Zielgruppenbeschwichtigung lautet die Parole

■ Neben den oberen Einkommensschichten sollen nach Clintons Plan auch bislang privilegierte Gruppen wie die Rüstungs- und Agrarlobby zur Kasse gebeten werden

Nicht nur der Inhalt einer Rede, auch die Sitzordnung auf der Besuchertribüne hat ihre Aussagekraft. Daß Alan Greenspan, Vorsitzender der „Federal Reserve Board“, der US-Bundesbank, anläßlich des Clinton-Auftritts vor dem Kongreß zwischen Hillary Clinton und Tipper Gore Platz nehmen durfte, war folglich kein Zufall, sondern Regie. Nachdem die Börse an der Wall Street schon am Dienstag auf die Ankündigung von Steuererhöhungen und staatlichen Mehrausgaben mit einem kleinen Tauchgang und mehrere Finanzexperten mit Kritik reagiert hatten, gab sich Clinton alle Mühe, die Finanzwelt zu beruhigen. Sein Redemanuskript wurde mehrfach um das Wort „Defizitbekämpfung“ angereichert – und Greenspans prominenter Sitzplatz sollte signalisieren, daß es keine Differenzen mit dem Weißen Haus gibt.

Auch andere Zielgruppen mußten beschwichtigt werden. Den amerikanischen Senioren, deren Krankenversicherung vom staatlichen „Medicare“-Programm abhängt, versprach der Präsident, daß sie keine Kürzungen zu befürchten hätten; der versammelten militärischen Führung des Landes versicherte er, daß Streichungen im Verteidigungshaushalt mit allergrößtem Verantwortungsbewußtsein gegenüber „den Männern und Frauen in Uniform“ durchgeführt würden. Die Generäle wird das nicht getröstet haben. Ihnen sind die geplanten Einsparungen in Höhe von 76 Milliarden Dollar über die nächsten vier Haushaltsjahre so oder so zuviel. Sie werden darauf hoffen, daß vor allem die Kongreßabgeordneten aus Bundesstaaten mit Rüstungsindustrie und großen Militärstützpunkten gegen den Clinton-Plan ankämpfen. Auch die Bauernlobby dürfte in den nächsten Wochen „ihre“ Abgeordneten mit Brief-und Telefonkampagnen belegen, da mehrere Subventionsprogramme mit dem Rotstift des Weißen Hauses markiert worden sind. Gleiches gilt für die Pharmaindustrie, Ärzte und Krankenhausbetreiber, denen im Rahmen der staatlichen „Medicare“ und „Medicaid“-Programme Maßnahmen zur Kostendämpfung auferlegt werden sollen.

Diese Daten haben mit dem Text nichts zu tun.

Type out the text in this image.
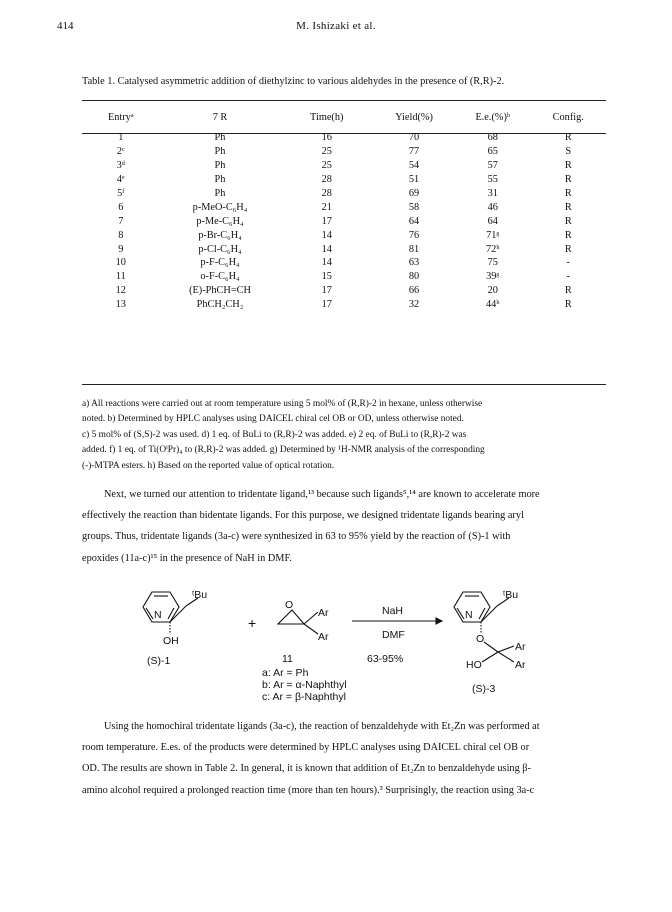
414	M. Ishizaki et al.
Table 1. Catalysed asymmetric addition of diethylzinc to various aldehydes in the presence of (R,R)-2.
Entryᵃ	7 R	Time(h)	Yield(%)	E.e.(%)ᵇ	Config.
1	Ph	16	70	68	R
2ᶜ	Ph	25	77	65	S
3ᵈ	Ph	25	54	57	R
4ᵉ	Ph	28	51	55	R
5ᶠ	Ph	28	69	31	R
6	p-MeO-C₆H₄	21	58	46	R
7	p-Me-C₆H₄	17	64	64	R
8	p-Br-C₆H₄	14	76	71ᵍ	R
9	p-Cl-C₆H₄	14	81	72ʰ	R
10	p-F-C₆H₄	14	63	75	-
11	o-F-C₆H₄	15	80	39ᵍ	-
12	(E)-PhCH=CH	17	66	20	R
13	PhCH₂CH₂	17	32	44ʰ	R

a) All reactions were carried out at room temperature using 5 mol% of (R,R)-2 in hexane, unless otherwise

noted. b) Determined by HPLC analyses using DAICEL chiral cel OB or OD, unless otherwise noted.

c) 5 mol% of (S,S)-2 was used. d) 1 eq. of BuLi to (R,R)-2 was added. e) 2 eq. of BuLi to (R,R)-2 was

added. f) 1 eq. of Ti(OⁱPr)₄ to (R,R)-2 was added. g) Determined by ¹H-NMR analysis of the corresponding

(-)-MTPA esters. h) Based on the reported value of optical rotation.

Next, we turned our attention to tridentate ligand,¹³ because such ligands⁵,¹⁴ are known to accelerate more

effectively the reaction than bidentate ligands. For this purpose, we designed tridentate ligands bearing aryl

groups. Thus, tridentate ligands (3a-c) were synthesized in 63 to 95% yield by the reaction of (S)-1 with

epoxides (11a-c)¹⁵ in the presence of NaH in DMF.

ᵗBu
N
OH
+
O
Ar
Ar
NaH
DMF
63-95%
ᵗBu
N
O
Ar
HO	Ar
(S)-1	11
a: Ar = Ph
b: Ar = α-Naphthyl
c: Ar = β-Naphthyl
(S)-3

Using the homochiral tridentate ligands (3a-c), the reaction of benzaldehyde with Et₂Zn was performed at

room temperature. E.es. of the products were determined by HPLC analyses using DAICEL chiral cel OB or

OD. The results are shown in Table 2. In general, it is known that addition of Et₂Zn to benzaldehyde using β-

amino alcohol required a prolonged reaction time (more than ten hours).³ Surprisingly, the reaction using 3a-c
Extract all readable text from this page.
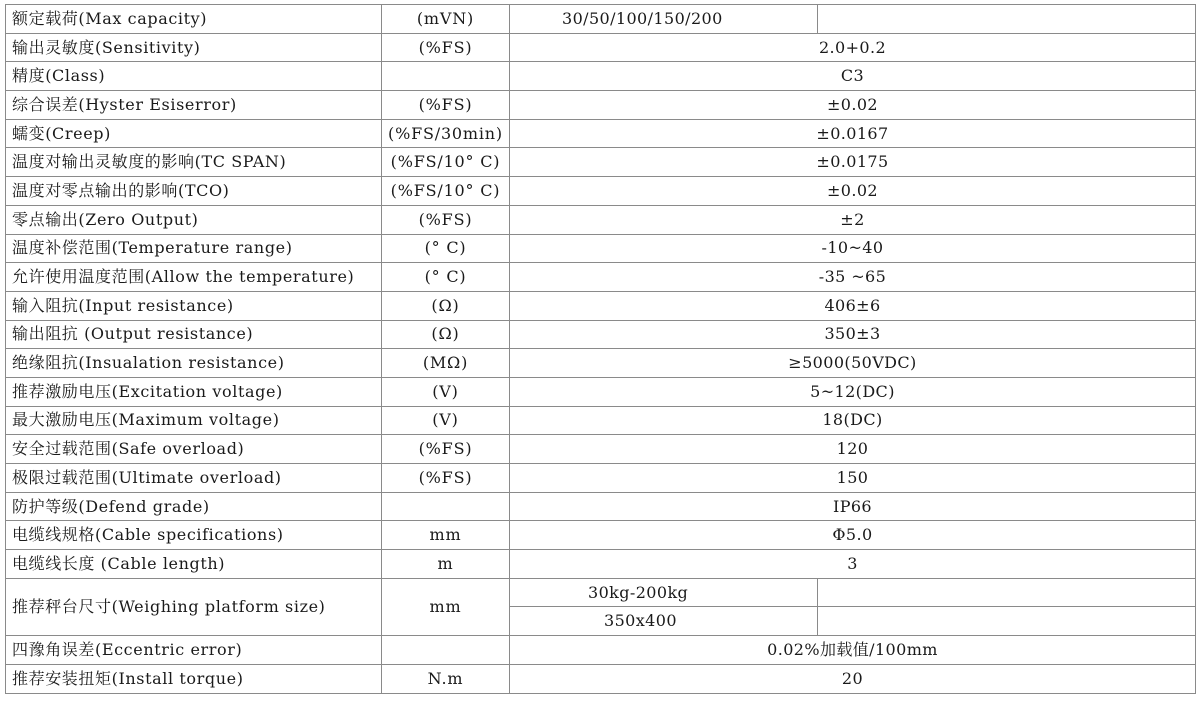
额定载荷(Max capacity)	(mVN)	30/50/100/150/200	
输出灵敏度(Sensitivity)	(%FS)	2.0+0.2	
精度(Class)		C3	
综合误差(Hyster Esiserror)	(%FS)	±0.02	
蠕变(Creep)	(%FS/30min)	±0.0167	
温度对输出灵敏度的影响(TC SPAN)	(%FS/10° C)	±0.0175	
温度对零点输出的影响(TCO)	(%FS/10° C)	±0.02	
零点输出(Zero Output)	(%FS)	±2	
温度补偿范围(Temperature range)	(° C)	-10~40	
允许使用温度范围(Allow the temperature)	(° C)	-35 ~65	
输入阻抗(Input resistance)	(Ω)	406±6	
输出阻抗 (Output resistance)	(Ω)	350±3	
绝缘阻抗(Insualation resistance)	(MΩ)	≥5000(50VDC)	
推荐激励电压(Excitation voltage)	(V)	5~12(DC)	
最大激励电压(Maximum voltage)	(V)	18(DC)	
安全过载范围(Safe overload)	(%FS)	120	
极限过载范围(Ultimate overload)	(%FS)	150	
防护等级(Defend grade)		IP66	
电缆线规格(Cable specifications)	mm	Φ5.0	
电缆线长度 (Cable length)	m	3	
推荐秤台尺寸(Weighing platform size)	mm	30kg-200kg	
		350x400	
四豫角误差(Eccentric error)		0.02%加载值/100mm	
推荐安装扭矩(Install torque)	N.m	20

Am meisten Energie und Zeit verwandte Clinton neben der Beschwörung des Haushaltsdefizits jedoch darauf, der Durchschnittsfamilie sein Steuerprogramm schmackhaft zu machen. Noch im Wahlkampf hatte er der Mittelschicht Steuererleichterungen versprochen, jetzt wird sie in Form einer Energiesteuer zur Kasse gebeten. Doch nach ersten Berechnungen des Finanzministeriums fällt die Mehrbelastung relativ gering aus: Eine Familie mit einem Durchschnitts-Jahreseinkommen von 40.000 Dollar müßte demnach im Jahr rund 120 Dollar mehr für Benzin-, Öl-, Kohle- und Gasverbrauch berappen. Wer im Jahr nicht mehr als 30.000 Dollar verdient, soll unterm Strich keinen Cent mehr bezahlen müssen. Der größte Teil der Steuererhöhungen, rund 70 Prozent, sollen laut Plan Haushalte mit einem Jahreseinkommen ab 115.000 Dollar aufwärts einbringen.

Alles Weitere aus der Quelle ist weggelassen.